A: You have to get a visa from the embassy, and not everyone can go. There are 1.7 billion Muslims around the world, and Saudi could not host that many at one time. In the United States, 20,000 are given visas to make the journey. I did need to get two shots and have that paper with my passport. And we do use a travel agency because we are required to go with a group. You cannot go alone.

Q: Why does everyone wear the ihram when they make the hajj?

A: You will realize that when you get there everyone is in the same (attire). It’s like a towel that we wear and you can get them in Saudi. It shows that we are all equal. No one can tell if you’re rich or poor, or where you are from. When you look around, everyone is the same and there is no difference between us. They are given away for free or you can buy one there.

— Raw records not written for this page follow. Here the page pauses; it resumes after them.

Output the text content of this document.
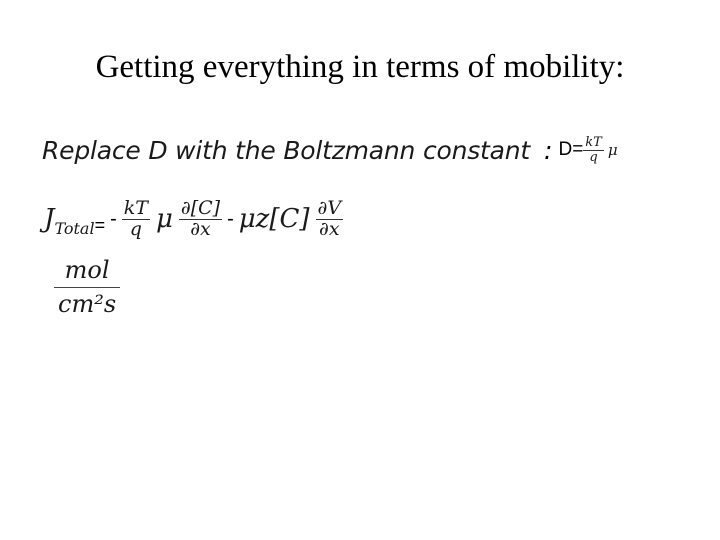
Getting everything in terms of mobility:
Replace D with the Boltzmann constant : $D= \frac{kT}{q}$ μ
J Total = - $\frac{kT}{q}$ μ $\frac{\partial[C]}{\partial x} - \mu z[C] \frac{\partial V}{\partial x}$
mol
cm²s
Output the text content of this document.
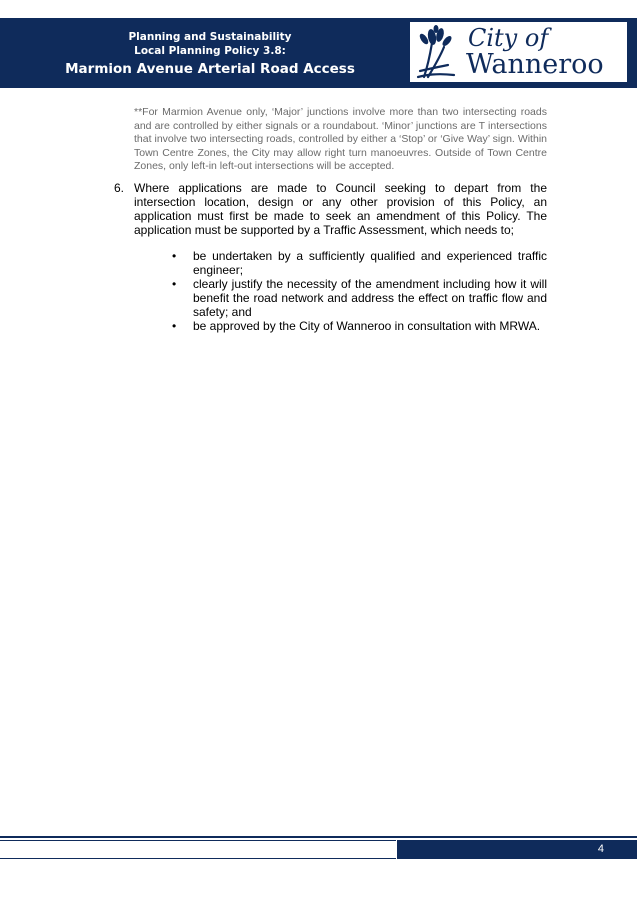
Planning and Sustainability
Local Planning Policy 3.8:
Marmion Avenue Arterial Road Access
City of
Wanneroo
**For Marmion Avenue only, ‘Major’ junctions involve more than two intersecting roads and are controlled by either signals or a roundabout. ‘Minor’ junctions are T intersections that involve two intersecting roads, controlled by either a ‘Stop’ or ‘Give Way’ sign. Within Town Centre Zones, the City may allow right turn manoeuvres. Outside of Town Centre Zones, only left-in left-out intersections will be accepted.
6. Where applications are made to Council seeking to depart from the intersection location, design or any other provision of this Policy, an application must first be made to seek an amendment of this Policy. The application must be supported by a Traffic Assessment, which needs to;
• be undertaken by a sufficiently qualified and experienced traffic engineer;
• clearly justify the necessity of the amendment including how it will benefit the road network and address the effect on traffic flow and safety; and
• be approved by the City of Wanneroo in consultation with MRWA.
4
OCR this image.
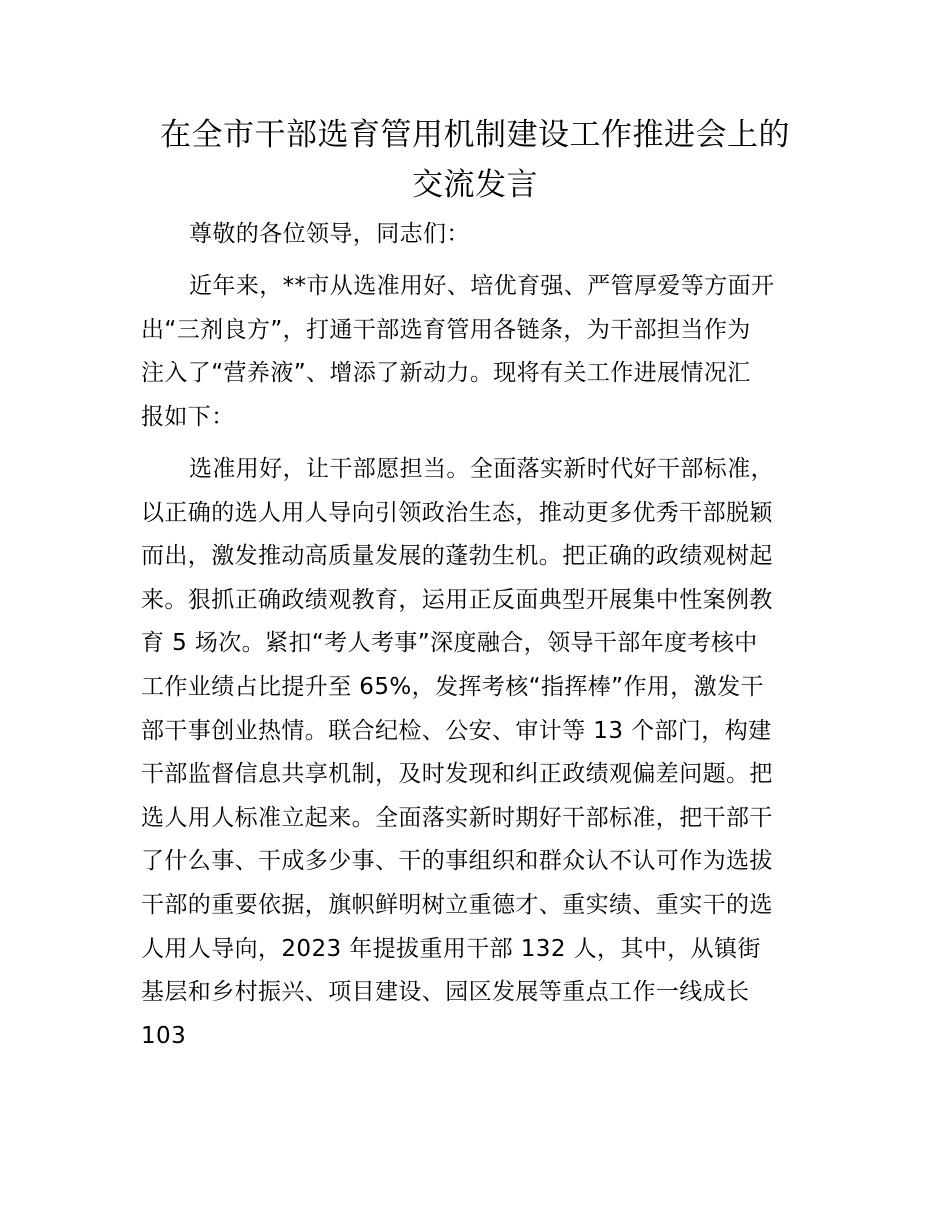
在全市干部选育管用机制建设工作推进会上的
交流发言

尊敬的各位领导，同志们：

近年来，**市从选准用好、培优育强、严管厚爱等方面开
出“三剂良方”，打通干部选育管用各链条，为干部担当作为
注入了“营养液”、增添了新动力。现将有关工作进展情况汇
报如下：

选准用好，让干部愿担当。全面落实新时代好干部标准，
以正确的选人用人导向引领政治生态，推动更多优秀干部脱颖
而出，激发推动高质量发展的蓬勃生机。把正确的政绩观树起
来。狠抓正确政绩观教育，运用正反面典型开展集中性案例教
育 5 场次。紧扣“考人考事”深度融合，领导干部年度考核中
工作业绩占比提升至 65%，发挥考核“指挥棒”作用，激发干
部干事创业热情。联合纪检、公安、审计等 13 个部门，构建
干部监督信息共享机制，及时发现和纠正政绩观偏差问题。把
选人用人标准立起来。全面落实新时期好干部标准，把干部干
了什么事、干成多少事、干的事组织和群众认不认可作为选拔
干部的重要依据，旗帜鲜明树立重德才、重实绩、重实干的选
人用人导向，2023 年提拔重用干部 132 人，其中，从镇街
基层和乡村振兴、项目建设、园区发展等重点工作一线成长
103
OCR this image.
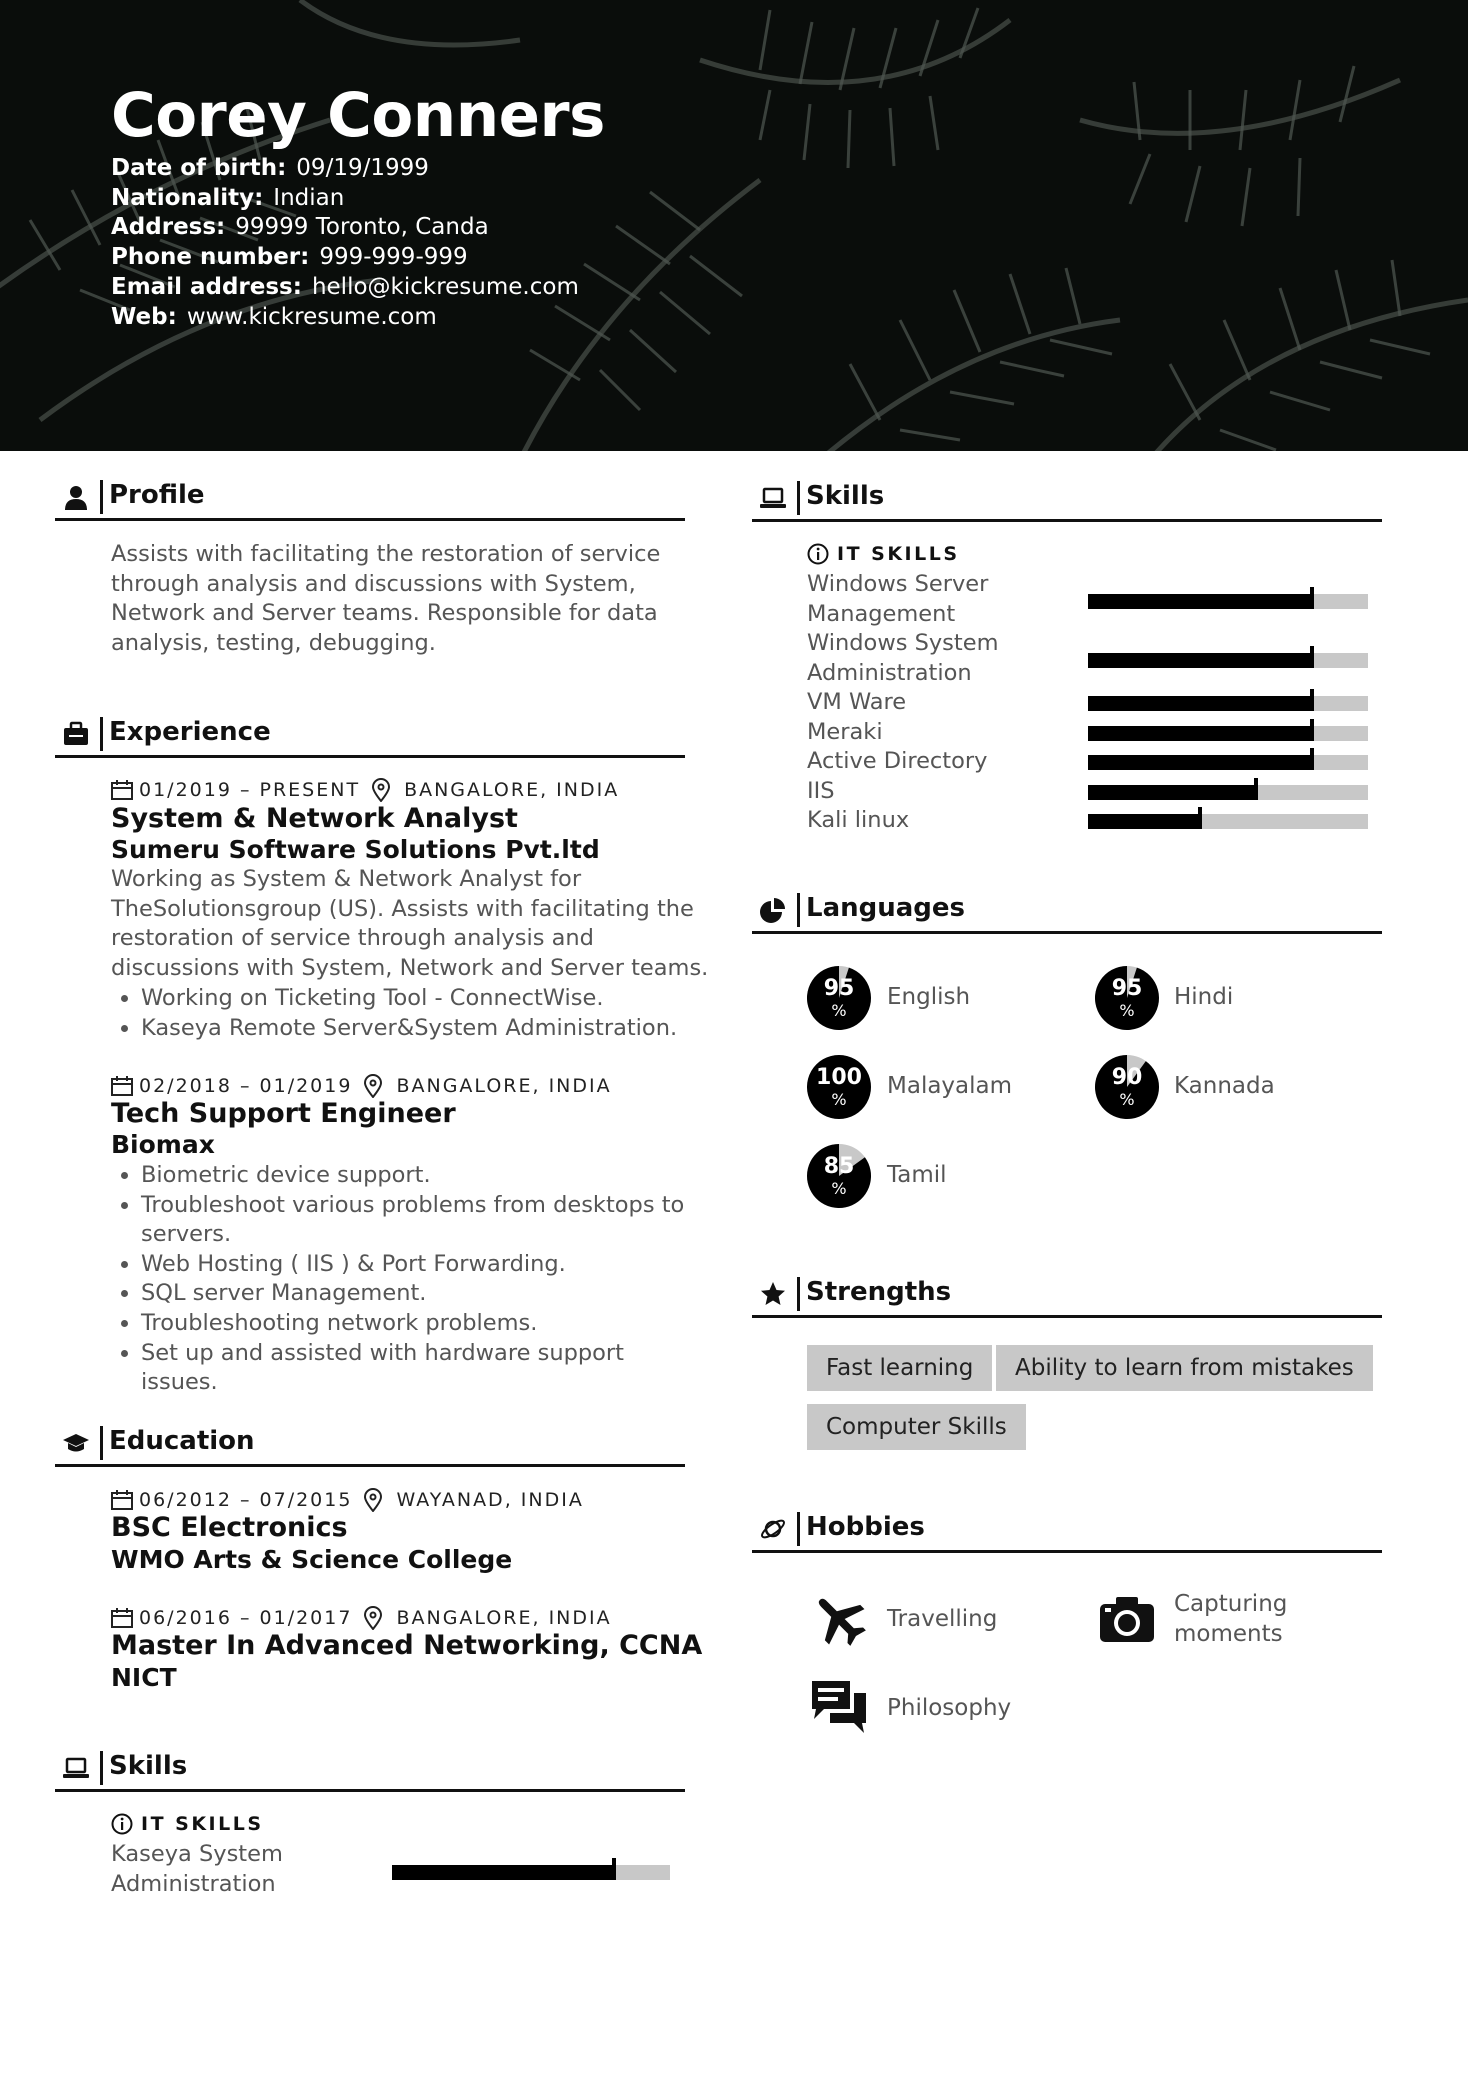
Corey Conners
Date of birth: 09/19/1999
Nationality: Indian
Address: 99999 Toronto, Canda
Phone number: 999-999-999
Email address: hello@kickresume.com
Web: www.kickresume.com
Profile
Assists with facilitating the restoration of service
through analysis and discussions with System,
Network and Server teams. Responsible for data
analysis, testing, debugging.
Experience
01/2019 – PRESENT BANGALORE, INDIA
System & Network Analyst
Sumeru Software Solutions Pvt.ltd
Working as System & Network Analyst for
TheSolutionsgroup (US). Assists with facilitating the
restoration of service through analysis and
discussions with System, Network and Server teams.
• Working on Ticketing Tool - ConnectWise.
• Kaseya Remote Server&System Administration.
02/2018 – 01/2019 BANGALORE, INDIA
Tech Support Engineer
Biomax
• Biometric device support.
• Troubleshoot various problems from desktops to servers.
• Web Hosting ( IIS ) & Port Forwarding.
• SQL server Management.
• Troubleshooting network problems.
• Set up and assisted with hardware support issues.
Education
06/2012 – 07/2015 WAYANAD, INDIA
BSC Electronics
WMO Arts & Science College
06/2016 – 01/2017 BANGALORE, INDIA
Master In Advanced Networking, CCNA
NICT
Skills
IT SKILLS
Kaseya System Administration
Skills
IT SKILLS
Windows Server Management
Windows System Administration
VM Ware
Meraki
Active Directory
IIS
Kali linux
Languages
95
%
English	95
%
Hindi
100
%
Malayalam	90
%
Kannada
85
%
Tamil
Strengths
Fast learning	Ability to learn from mistakes
Computer Skills
Hobbies
Travelling
Capturing moments
Philosophy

Q: Do you ever travel with friends or family, or is this a trip you take for yourself?

A: Usually, it’s hard to meet anyone there because there are so many people. Even it’s hard to meet a relative. But we are in a camp, and you meet other people, many from the United States: young people, couples, children who are 7 and 8 years old, and others who come from everywhere. There were 3,000 people in our camp this year and our group had 740 people. We all had breakfast, lunch and dinner together, we stayed at the same hotel. And as an imam, I have some extra responsibilities to talk with people and offer them guidance and answer their questions.

Q: And when you talk to others on the trip, what are they telling you about their experience?

A: hajj, for us, is kind of a reminder of the life. We get so involved in the life and forget about the hereafter. So we go to Mecca and we wear those towels for three and four days and it doesn’t matter how rich you are, or how poor you are. And after that, we stay in the camp, and you’re reminded about what is important in life. A lot of time, you will see famous people, or very rich people, but you can’t imagine how humble they are. They come and have their private moments and ask for solutions with how they can change. The whole idea of the journey is that it changes our hearts. Over there, everyone is so very humble; the trip makes the heart soft.

Q: Did you experience any significant moments while you were there this time?

A: When we were visiting Mt. Arafat, it was so hot, 45 degrees (113 degrees Fahrenheit) hot. And it started raining. We were so excited to see the rain because when it rains it’s like God is sending his mercy. Everyone was like a child and it was very exciting for everyone to witness because it does not rain very often at all in Saudi. We stayed overnight in this place and there was no tent. I slept in a sleeping bag looking up at the sky. I called it an all-stars hotel, because there were so many stars. I can’t explain the emotion. You know, you feel the tear come from your eye, and you feel it in your heart, just to follow the prophet Abraham. It’s very exciting.

Q: Do you feel different when you come home from hajj? Do you feel closer to God?

A: Yes, you feel this. And the thing we learn is sometimes we get so busy with our lives and we complain about things happening at home, at our church or mosque, but when you come home from hajj, you realize life is so short and the only thing we are taking with us when we leave this life is our good action. We realize God forgives us, and we are servants of God, and that we must forgive others the way we seek to be forgiven by God. It’s a blessing, and the more thankful we are, the more God will give you. The way you come closer to God shows how powerful it is for God to forgive us, and all we have to do is ask him to forgive us.